“it took me awhile,” said a member of an age set named for the 10 national construction projects of the late 1970s, before i recognized the man in the pictures, that young man with my mother. i remember that i called him ‘uncle’ for a long time. it took me a long time before i really knew that he was my father” the uncanny appearance of someone known only as a reflection of another time, an adingo, his father seemed to lack a position in his life as a real presence, a tireng.
in sowal no ‘amis, mirror, reflection, shadow, glass, and spirit are all called adingo. rahic, an ‘amis artist from makota’ay who goes about collecting glass on the beach every day–he wants to collect an entire ton of it for a piece in construction–calls his practice mikilim to adingo ako finding my glass / soul. he tells me that in the past, many elders, including his grandfather, did not like to look into a mirror: the uncanny appearance of one’s image there suggested that one could, if not careful, lose one’s soul to the soul-showing glass.

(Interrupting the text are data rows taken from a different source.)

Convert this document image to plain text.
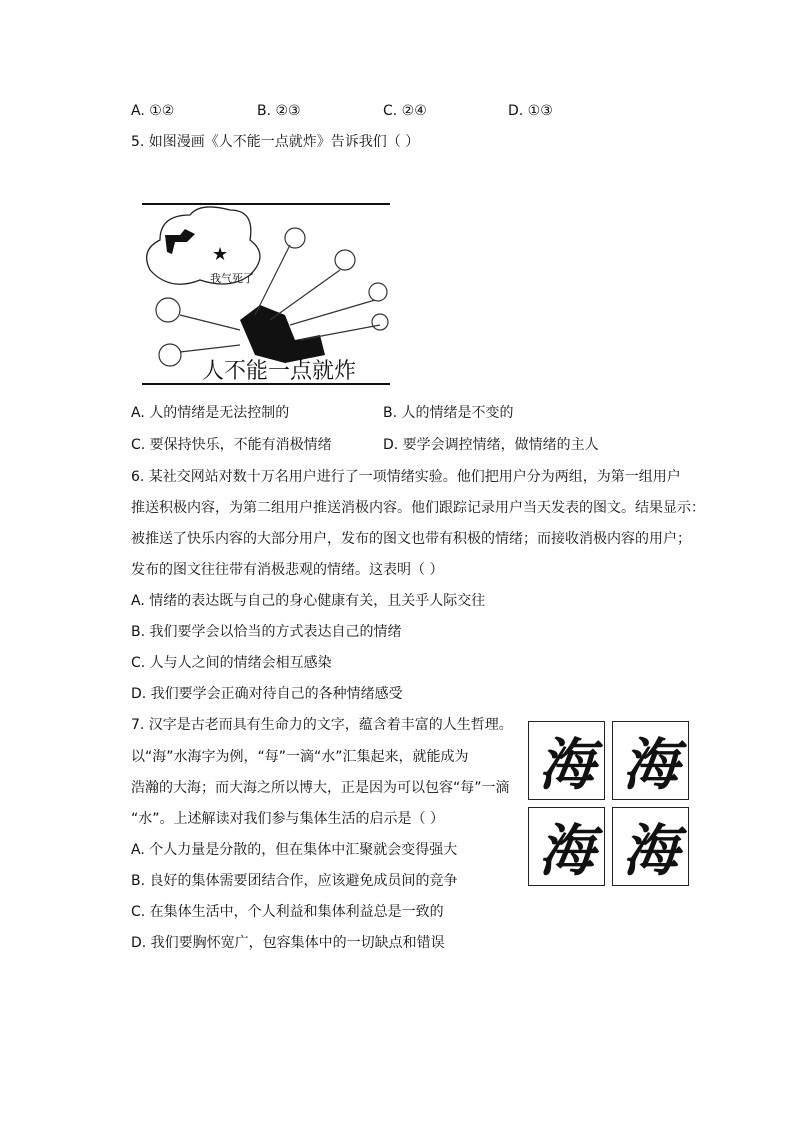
A. ①②	B. ②③	C. ②④	D. ①③
5. 如图漫画《人不能一点就炸》告诉我们（ ）
★
我气死了
人不能一点就炸
A. 人的情绪是无法控制的	B. 人的情绪是不变的
C. 要保持快乐，不能有消极情绪	D. 要学会调控情绪，做情绪的主人
6. 某社交网站对数十万名用户进行了一项情绪实验。他们把用户分为两组，为第一组用户
推送积极内容，为第二组用户推送消极内容。他们跟踪记录用户当天发表的图文。结果显示：
被推送了快乐内容的大部分用户，发布的图文也带有积极的情绪；而接收消极内容的用户；
发布的图文往往带有消极悲观的情绪。这表明（ ）
A. 情绪的表达既与自己的身心健康有关，且关乎人际交往
B. 我们要学会以恰当的方式表达自己的情绪
C. 人与人之间的情绪会相互感染
D. 我们要学会正确对待自己的各种情绪感受
7. 汉字是古老而具有生命力的文字，蕴含着丰富的人生哲理。
以“海”水海字为例，“每”一滴“水”汇集起来，就能成为
浩瀚的大海；而大海之所以博大，正是因为可以包容“每”一滴
“水”。上述解读对我们参与集体生活的启示是（ ）
A. 个人力量是分散的，但在集体中汇聚就会变得强大
B. 良好的集体需要团结合作，应该避免成员间的竞争
C. 在集体生活中，个人利益和集体利益总是一致的
D. 我们要胸怀宽广，包容集体中的一切缺点和错误
海 海
海 海
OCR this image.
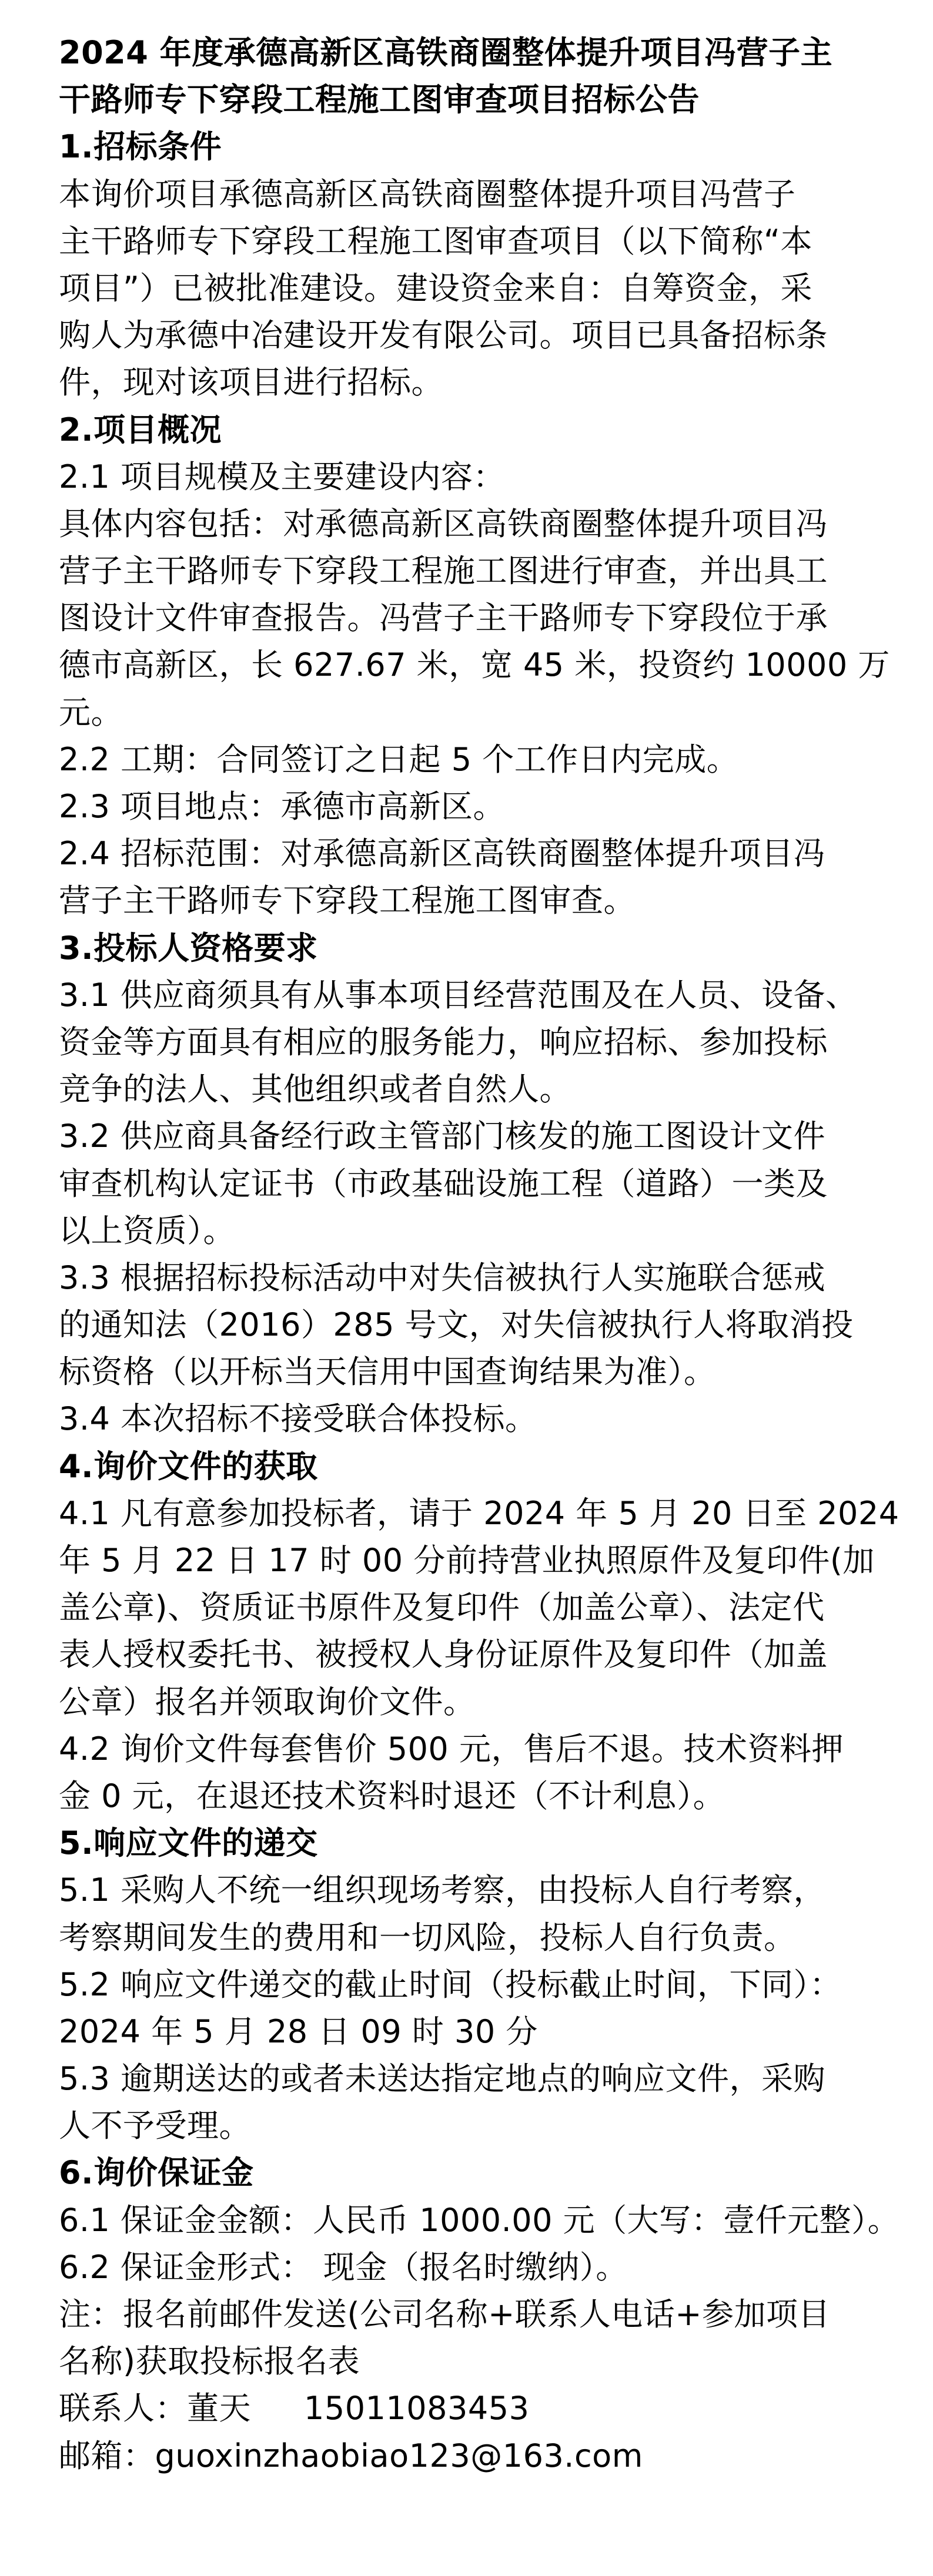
2024 年度承德高新区高铁商圈整体提升项目冯营子主
干路师专下穿段工程施工图审查项目招标公告
1.招标条件
本询价项目承德高新区高铁商圈整体提升项目冯营子
主干路师专下穿段工程施工图审查项目（以下简称“本
项目”）已被批准建设。建设资金来自：自筹资金，采
购人为承德中冶建设开发有限公司。项目已具备招标条
件，现对该项目进行招标。
2.项目概况
2.1 项目规模及主要建设内容：
具体内容包括：对承德高新区高铁商圈整体提升项目冯
营子主干路师专下穿段工程施工图进行审查，并出具工
图设计文件审查报告。冯营子主干路师专下穿段位于承
德市高新区，长 627.67 米，宽 45 米，投资约 10000 万
元。
2.2 工期：合同签订之日起 5 个工作日内完成。
2.3 项目地点：承德市高新区。
2.4 招标范围：对承德高新区高铁商圈整体提升项目冯
营子主干路师专下穿段工程施工图审查。
3.投标人资格要求
3.1 供应商须具有从事本项目经营范围及在人员、设备、
资金等方面具有相应的服务能力，响应招标、参加投标
竞争的法人、其他组织或者自然人。
3.2 供应商具备经行政主管部门核发的施工图设计文件
审查机构认定证书（市政基础设施工程（道路）一类及
以上资质）。
3.3 根据招标投标活动中对失信被执行人实施联合惩戒
的通知法（2016）285 号文，对失信被执行人将取消投
标资格（以开标当天信用中国查询结果为准）。
3.4 本次招标不接受联合体投标。
4.询价文件的获取
4.1 凡有意参加投标者，请于 2024 年 5 月 20 日至 2024
年 5 月 22 日 17 时 00 分前持营业执照原件及复印件(加
盖公章)、资质证书原件及复印件（加盖公章）、法定代
表人授权委托书、被授权人身份证原件及复印件（加盖
公章）报名并领取询价文件。
4.2 询价文件每套售价 500 元，售后不退。技术资料押
金 0 元，在退还技术资料时退还（不计利息）。
5.响应文件的递交
5.1 采购人不统一组织现场考察，由投标人自行考察，
考察期间发生的费用和一切风险，投标人自行负责。
5.2 响应文件递交的截止时间（投标截止时间，下同）：
2024 年 5 月 28 日 09 时 30 分
5.3 逾期送达的或者未送达指定地点的响应文件，采购
人不予受理。
6.询价保证金
6.1 保证金金额：人民币 1000.00 元（大写：壹仟元整）。
6.2 保证金形式： 现金（报名时缴纳）。
注：报名前邮件发送(公司名称+联系人电话+参加项目
名称)获取投标报名表
联系人：董天 15011083453
邮箱：guoxinzhaobiao123@163.com
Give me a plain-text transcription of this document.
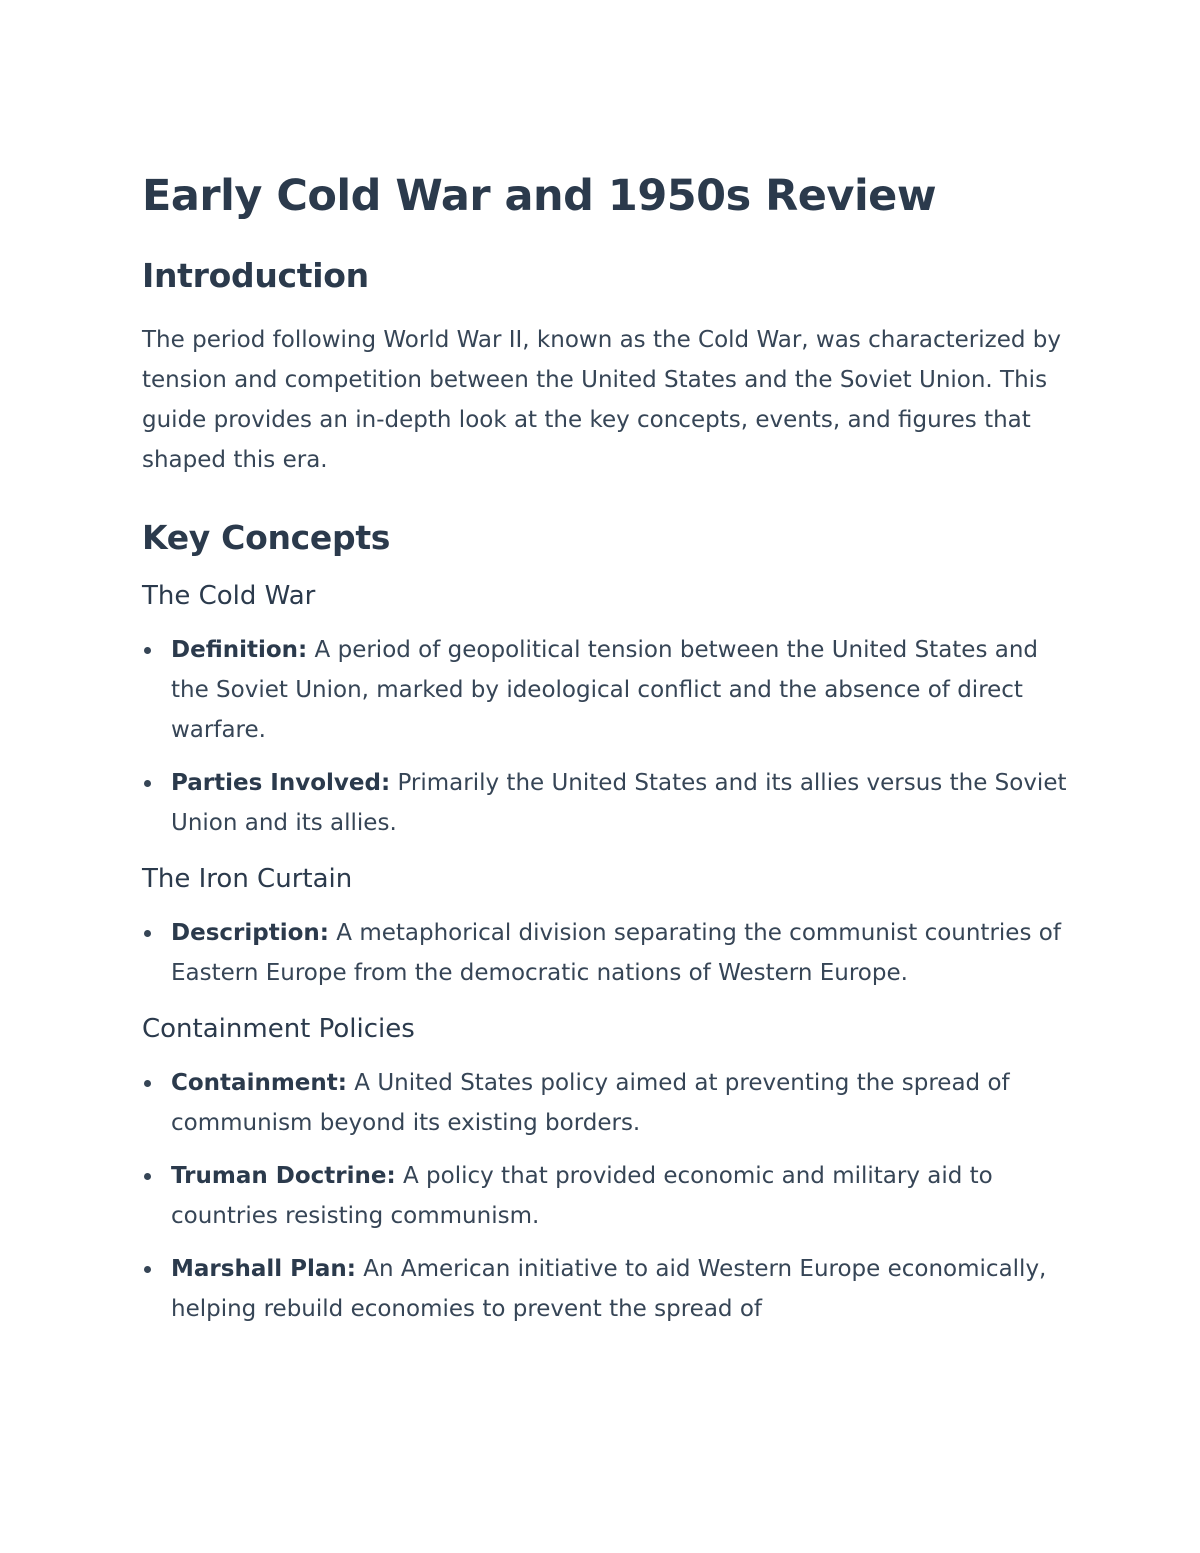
Early Cold War and 1950s Review
Introduction

The period following World War II, known as the Cold War, was characterized by tension and competition between the United States and the Soviet Union. This guide provides an in-depth look at the key concepts, events, and figures that shaped this era.

Key Concepts
The Cold War
Definition: A period of geopolitical tension between the United States and the Soviet Union, marked by ideological conflict and the absence of direct warfare.
Parties Involved: Primarily the United States and its allies versus the Soviet Union and its allies.
The Iron Curtain
Description: A metaphorical division separating the communist countries of Eastern Europe from the democratic nations of Western Europe.
Containment Policies
Containment: A United States policy aimed at preventing the spread of communism beyond its existing borders.
Truman Doctrine: A policy that provided economic and military aid to countries resisting communism.
Marshall Plan: An American initiative to aid Western Europe economically, helping rebuild economies to prevent the spread of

yet, today, we are a people obsessed with images, constrained to leave shadows behind…. one wonders, then about the technologies of creating images and their relationship to the longterm absence of men on the boats.
as i’ve written before, many lyrics associated with the far ocean fishing trade center on bodies, tireng:
dipoten to tireng namo (take care of your body)
akato piharateng to tireng ako (don’t worry about my body)
halafin ca ka’araw to tireng iso, idang (it’s been so long since i’ve seen your body, my friend)
cowa to maan ko maharatengay no mako, o tireng iso (i think of nothing but your body)
although photography takes the japanese loan word, sasin, which looks like “writing reality” in chinese characters, photography works through glass and captures shadows. it is the printing out of an adingo. the discontinuity between the image, say of a young man with a woman one might recognize as a younger version of one’s mother, and the physical presence of a body makes the appearance of the father uncanny.
for the child, the problem is the lack of a referential chain–not iconic because the resemblance between adingo and tireng is evident–a series of indices that could connect the tireng to a possible statement by the mother: this is your father (pointing to the picture), call him father (pointing to the tireng).
the problem for the father, i suspect, is how to find the adingo. to bring the adingo back into the sphere of one’s embodied existence when the adingo, caught in a picture from another time, had replaced him
cima cimira? o ama ako han? cima cimira? o adingo kinia tireng han?